1. You’ll feel more comfortable “talking yoga.”
Yoga is an ancient practice from a foreign land that can feel to the average Westerner not only mystical but also inaccessible. Some basic knowledge of Sanskrit can eliminate that intimidation factor. Learning the roots of common yoga pose names, philosophical terms, and other lingo will demystify the ancient language and deepen your understanding of the entire yoga practice. For example, the root word of āsana—which we usually translate as posture or seat—is ās, which means to be present, to sit quietly, to celebrate, and to continue to do anything without interruption. Doesn’t that shed a bit more light on what you’re doing on the mat?
2. It will reveal deeper meanings of common yoga poses.
No matter how long you’ve been practicing yoga, studying Sanskrit can provide rich context for the shapes you already know so well. For example, did you know Shoulderstand—now considered the “Mother” of asanas, thanks to B.K.S. Iyengar’s Light on Yoga—didn’t start as an āsana at all?
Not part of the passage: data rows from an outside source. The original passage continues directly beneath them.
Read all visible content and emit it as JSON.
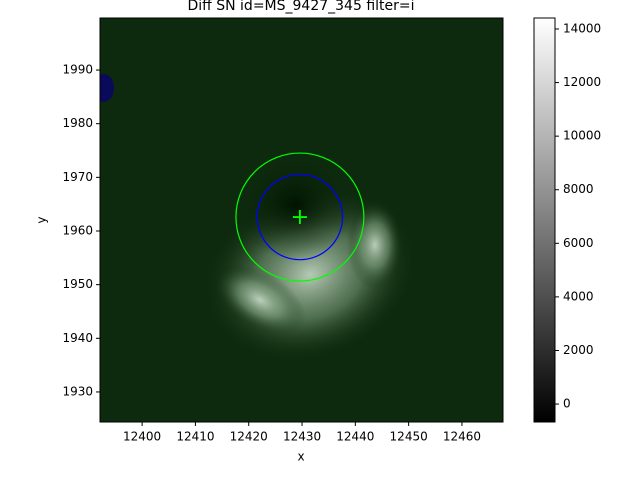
{
  "chart_data": {
    "type": "image",
    "title": "Diff SN id=MS_9427_345 filter=i",
    "xlabel": "x",
    "ylabel": "y",
    "xlim": [
      12392.1,
      12467.7
    ],
    "ylim": [
      1924.4,
      1999.7
    ],
    "xticks": [
      12400,
      12410,
      12420,
      12430,
      12440,
      12450,
      12460
    ],
    "yticks": [
      1930,
      1940,
      1950,
      1960,
      1970,
      1980,
      1990
    ],
    "center": {
      "x": 12429.6,
      "y": 1962.6,
      "color": "#00ff00"
    },
    "circles": [
      {
        "r": 12,
        "color": "#00ff00"
      },
      {
        "r": 8,
        "color": "#0000ff"
      }
    ],
    "colorbar": {
      "lim": [
        -670,
        14410
      ],
      "ticks": [
        0,
        2000,
        4000,
        6000,
        8000,
        10000,
        12000,
        14000
      ]
    }
  }
}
In fact, Sālamba Sarvāṅgāsana, which translates to “supported all-limb pose,” used to be known as viparita karani mudra, or “inverse action seal”? The now-common āsana actually originated as a body seal, or mudra, intended to preserve amṛta, the elixir of immortality, in the head. That’s why you might sometimes hear yoga teachers tout the pose’s ability to reverse the aging process.
3. It will illuminate new layers of yoga philosophy.
Yogis sometimes adopt the Sanskrit word for a Hindu concept that the English language can’t easily describe with a single word. But without understanding Sanskrit or Hinduism, the word’s meaning can get twisted and morphed. So if you’ve ever struggled to grasp a philosophical concept like dharma, for example, it’s not your fault! You’ve likely heard it misused by fellow English speakers. Diving into Sanskrit can help, because you’ll learn that the word dharma comes from the root word dhir, which means “to hold.” Dharma, then, literally means that which holds, is firm, and the universal law holds together.
4. It will even teach you some things about English, too.
Did you know that that Sanskrit and English are relatives? Distant ones, yes, but it’s true. Both come from the Indo-European family of languages. That’s why some Sanskrit words you already know can offer you new insight into the English language. For example, you can probably guess that nāva means “boat” if you know the common yoga pose Nāvāsana (Boat Pose). But nāva is also related to our English words “navy” and “nausea,” which originated as a term to describe seasickness.